We got back to work in the summer of 2020, and with masking and low cases in the community things were kind of somewhat normal.

But then the cataclysmic pre-vaccination winter surge of 2020-2021 came and people dispersed again, and everything was once again disrupted.

Then people were vaccinated and decided that they can take their masks off, which lasted all of a month-month a half, before the summer-2021 surge started and another disruption.

Then there was a very brief period of semi-normality in October-November 2021 after which Omicron hit, and once again the lab became deserted (and for the first time for a really good reason — a lot of people did catch it at that time, while almost nobody did during previous waves).

So basically we had a few brief periods of somewhat normal work over two years. But this isn’t McDonalds, it is research where continuity is of extreme importance, as is direct interpersonal interaction, which is how news ideas get born and developed.

The end result is that the last two years have been largely a waste, and that things have nearly completely fallen apart — collaboration networks have been disrupted, internal research group cohesion is gone (and it will be hard to rebuild — half of the people have turned over in that time, which is normal, but they have not gotten to know each other at all and the new ones have not been integrated the way these things usually happen under normal circumstances).

In stark contrast, in China they are kicking our ass now — there were several things I was working on before the pandemic hit that I could never finish because of all the disruption and that have been meanwhile put out by scientists in China. Where work has proceeded without those disruptions.

So we are rapidly falling behind and will be falling behind further and further if it continues this way.

All of this is without going into the “highly beneficial” to productivity in intellectually intensive fields effects that the brain damage from repeated COVID infections will have.

And without talking about the moral injury aspect of it — everyone is extremely demotivated and working at a fraction of their usual levels, even the ones who are under the delusion that “it’s over” (because the overall internally competitive atmosphere in which people pushed each other to do great things is gone), and it has been made abundantly clear to everyone that we are physically disposable. Yes, even we who are supposed to be the best and the brightest (don’t take this the wrong way — I am not thinking of myself as more important than people working “essential” jobs, but society does at the very least give the appearance of seeing it that way).

It’s an analogous situation in the tech world. They’re still mostly working from home there, but it is not really working out very well. I’ve had this conversation several times. People were sent home during the first lockdowns and there were a lot of projects already in motion to finish, which they did as for that sort of thing — it has been decided what will be done, what is needed after that is for people to go in their corners and do it — WFH works fine. But then the pipeline dried up, just as it did for us in pure research — because people weren’t around each other, there were no new ideas and it became difficult to organize new projects.

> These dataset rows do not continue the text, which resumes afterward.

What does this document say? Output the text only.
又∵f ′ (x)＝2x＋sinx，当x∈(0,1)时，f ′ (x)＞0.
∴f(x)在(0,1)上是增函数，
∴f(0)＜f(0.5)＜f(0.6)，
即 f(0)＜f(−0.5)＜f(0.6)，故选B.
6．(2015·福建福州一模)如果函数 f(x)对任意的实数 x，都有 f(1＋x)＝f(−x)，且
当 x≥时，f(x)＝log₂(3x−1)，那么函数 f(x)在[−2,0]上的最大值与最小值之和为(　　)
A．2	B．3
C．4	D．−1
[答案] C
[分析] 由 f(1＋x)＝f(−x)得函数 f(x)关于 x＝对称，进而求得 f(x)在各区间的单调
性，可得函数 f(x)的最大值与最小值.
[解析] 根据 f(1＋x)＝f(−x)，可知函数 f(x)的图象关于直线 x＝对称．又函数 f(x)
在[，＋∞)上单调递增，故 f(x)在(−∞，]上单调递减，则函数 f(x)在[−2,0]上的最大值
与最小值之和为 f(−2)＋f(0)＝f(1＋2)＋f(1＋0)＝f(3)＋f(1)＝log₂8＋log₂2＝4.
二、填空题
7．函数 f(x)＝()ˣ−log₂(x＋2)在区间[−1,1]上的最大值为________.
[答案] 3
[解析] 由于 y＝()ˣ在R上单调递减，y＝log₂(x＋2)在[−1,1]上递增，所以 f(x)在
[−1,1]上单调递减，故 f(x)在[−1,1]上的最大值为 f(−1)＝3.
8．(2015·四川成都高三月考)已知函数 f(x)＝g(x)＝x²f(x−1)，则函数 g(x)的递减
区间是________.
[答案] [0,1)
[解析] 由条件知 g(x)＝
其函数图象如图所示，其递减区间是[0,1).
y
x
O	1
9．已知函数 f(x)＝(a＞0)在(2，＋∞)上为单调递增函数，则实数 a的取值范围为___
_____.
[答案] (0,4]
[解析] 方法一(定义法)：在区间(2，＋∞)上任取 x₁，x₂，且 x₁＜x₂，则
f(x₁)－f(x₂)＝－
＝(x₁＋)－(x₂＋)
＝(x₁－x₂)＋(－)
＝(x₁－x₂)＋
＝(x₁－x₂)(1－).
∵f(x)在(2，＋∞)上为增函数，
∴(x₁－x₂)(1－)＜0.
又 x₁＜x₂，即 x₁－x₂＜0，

But yeah, we are living with it perfectly fine because on TV they are showing politicians without masks, sports arenas are full without restrictions, and people can go to restaurants. You know, the stuff that is really really really important is giving the appearance of normality, and that is all that matters, right?

In other words, GM reveals that the Financial Times shrillness and “propaganda” charge is pure projection. A pandemic is a terrible situation to have to contend with. But China is coping far better than the West is, both from a health and an economic productivity standpoint. Not only can’t we admit it, but we lack the imagination to believe that with sufficiently aggressive measures, we too could get Covid under control. But then we’d also have to admit that all the deaths and morbidity costs were the result of cowardice, greed, and laziness.